844. Backspace String Compare

Amazon

Given two strings s and t, return true if they are equal when both are typed into empty text editors. '#' means a backspace character.

Note that after backspacing an empty text, the text will continue empty.

Example 1:

Input: s = "ab#c", t = "ad#c"
Output: true
Explanation: Both s and t become "ac".

Example 2:

Input: s = "ab##", t = "c#d#"
Output: true
Explanation: Both s and t become "".

Example 3:

Input: s = "a#c", t = "b"
Output: false
Explanation: s becomes "c" while t becomes "b".

Constraints:

• 1 <= s.length, t.length <= 200

• s and t only contain lowercase letters and '#' characters.

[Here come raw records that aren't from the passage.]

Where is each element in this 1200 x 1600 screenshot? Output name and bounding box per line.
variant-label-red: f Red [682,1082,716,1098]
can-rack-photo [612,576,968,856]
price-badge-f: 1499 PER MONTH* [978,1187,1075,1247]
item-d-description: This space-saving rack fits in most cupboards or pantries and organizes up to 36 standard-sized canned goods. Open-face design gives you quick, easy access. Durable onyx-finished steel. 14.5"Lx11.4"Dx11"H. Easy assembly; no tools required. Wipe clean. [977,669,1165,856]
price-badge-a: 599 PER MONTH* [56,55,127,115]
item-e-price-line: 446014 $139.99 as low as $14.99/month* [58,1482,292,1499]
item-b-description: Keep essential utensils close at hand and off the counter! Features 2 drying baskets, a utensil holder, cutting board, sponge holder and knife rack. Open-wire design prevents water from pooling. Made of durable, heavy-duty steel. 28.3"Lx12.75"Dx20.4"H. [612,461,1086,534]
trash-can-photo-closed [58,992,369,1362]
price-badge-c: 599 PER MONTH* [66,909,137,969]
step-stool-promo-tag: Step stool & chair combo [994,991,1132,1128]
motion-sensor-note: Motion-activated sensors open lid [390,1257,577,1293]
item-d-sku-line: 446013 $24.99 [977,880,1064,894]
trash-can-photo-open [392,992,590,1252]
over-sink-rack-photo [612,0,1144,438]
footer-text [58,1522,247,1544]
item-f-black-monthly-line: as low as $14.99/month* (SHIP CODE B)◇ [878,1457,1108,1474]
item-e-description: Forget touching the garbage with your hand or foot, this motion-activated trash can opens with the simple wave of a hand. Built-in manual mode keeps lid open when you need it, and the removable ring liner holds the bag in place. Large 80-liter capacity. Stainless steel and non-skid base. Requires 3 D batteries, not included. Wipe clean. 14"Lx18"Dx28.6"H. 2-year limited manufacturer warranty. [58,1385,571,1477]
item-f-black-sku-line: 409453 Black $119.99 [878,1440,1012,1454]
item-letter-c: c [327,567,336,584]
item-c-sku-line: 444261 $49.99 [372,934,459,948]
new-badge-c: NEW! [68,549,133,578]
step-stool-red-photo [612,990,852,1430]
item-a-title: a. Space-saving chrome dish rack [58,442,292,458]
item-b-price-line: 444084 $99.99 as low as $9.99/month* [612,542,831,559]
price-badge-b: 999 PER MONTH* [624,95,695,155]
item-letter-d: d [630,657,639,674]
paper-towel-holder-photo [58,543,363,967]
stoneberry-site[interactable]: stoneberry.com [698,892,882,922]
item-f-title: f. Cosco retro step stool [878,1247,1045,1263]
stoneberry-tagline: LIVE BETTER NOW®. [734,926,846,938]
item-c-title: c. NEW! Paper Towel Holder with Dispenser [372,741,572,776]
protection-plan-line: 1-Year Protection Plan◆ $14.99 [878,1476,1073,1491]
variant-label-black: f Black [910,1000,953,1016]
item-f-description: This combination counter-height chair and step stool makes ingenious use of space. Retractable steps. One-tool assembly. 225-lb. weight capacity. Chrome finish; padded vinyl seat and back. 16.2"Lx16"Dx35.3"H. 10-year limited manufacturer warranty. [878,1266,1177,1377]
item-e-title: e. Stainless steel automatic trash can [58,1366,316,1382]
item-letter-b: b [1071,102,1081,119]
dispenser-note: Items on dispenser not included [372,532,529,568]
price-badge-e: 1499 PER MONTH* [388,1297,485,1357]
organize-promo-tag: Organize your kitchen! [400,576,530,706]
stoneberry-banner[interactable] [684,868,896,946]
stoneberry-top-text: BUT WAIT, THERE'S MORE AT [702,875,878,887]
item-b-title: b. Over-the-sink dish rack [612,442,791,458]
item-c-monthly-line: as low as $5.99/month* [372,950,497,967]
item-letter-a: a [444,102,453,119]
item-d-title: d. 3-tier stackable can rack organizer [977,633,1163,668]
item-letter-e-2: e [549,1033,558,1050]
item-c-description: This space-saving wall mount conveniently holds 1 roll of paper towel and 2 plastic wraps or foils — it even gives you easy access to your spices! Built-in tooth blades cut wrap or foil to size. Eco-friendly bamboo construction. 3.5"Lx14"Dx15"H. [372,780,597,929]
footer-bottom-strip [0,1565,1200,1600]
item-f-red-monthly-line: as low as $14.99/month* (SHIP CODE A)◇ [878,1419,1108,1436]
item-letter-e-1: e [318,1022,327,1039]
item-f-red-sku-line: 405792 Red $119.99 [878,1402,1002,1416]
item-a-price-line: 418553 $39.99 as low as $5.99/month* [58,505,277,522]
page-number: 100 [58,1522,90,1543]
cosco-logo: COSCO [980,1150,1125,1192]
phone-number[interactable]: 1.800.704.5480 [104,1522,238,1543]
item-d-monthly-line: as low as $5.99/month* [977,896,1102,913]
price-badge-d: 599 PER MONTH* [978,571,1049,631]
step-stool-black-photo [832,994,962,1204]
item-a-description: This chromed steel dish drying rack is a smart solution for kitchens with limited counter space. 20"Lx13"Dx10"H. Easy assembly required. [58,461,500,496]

Follow up: Can you solve it in O(n) time and O(1) space?

Solution:

Version 1: 借助栈来存储非‘#’的字符，当非‘#’时，入栈，当得到‘#’时判断是否需要出栈

class Solution {
    public boolean backspaceCompare(String s, String t) {
        return backspacing(s).equals(backspacing(t));
    }
    
    public String backspacing(String word)
    {
        Stack<Character> stack = new Stack<>();
        for(int i = 0; i< word.length(); i++)
        {
            if(word.charAt(i) != '#')
            {
                stack.push(word.charAt(i) );
            }else
            {
                if(!stack.isEmpty())
                {
                    stack.pop();
                }
            }
        }
        // 注意这里可以直接将stack转化成String
        return String.valueOf(stack);
    }
}

Version 2: O(1) space

public class Solution {
    public bool BackspaceCompare(string s, string t) {
        int sback=0,tback=0;
        int i=s.Length-1,j=t.Length-1;
        char hash='#';
        
        while(i>=0 || j>=0)
        {
            //find first non # character in s string
            while(i>=0)
            {
                if(s[i]==hash)
                {
                    sback++;
                    i--;
                }
                else if(sback>0)
                {
                    sback--;
                    i--;
                }
                else
                    break;
            }
            
            //find first non # character in t string
            while(j>=0)
            {
                if(t[j]==hash)
                {
                    tback++;
                    j--;
                }
                else if (tback>0)
                {
                    tback--;
                    j--;
                }
                else
                    break;
            }
            
            if(i>=0 && j>=0 && s[i]!=t[j])
                return false;
            if((i>=0) != (j>=0))
                return false;
            
            i--;
            j--;
        }
        
        return true;
    }
}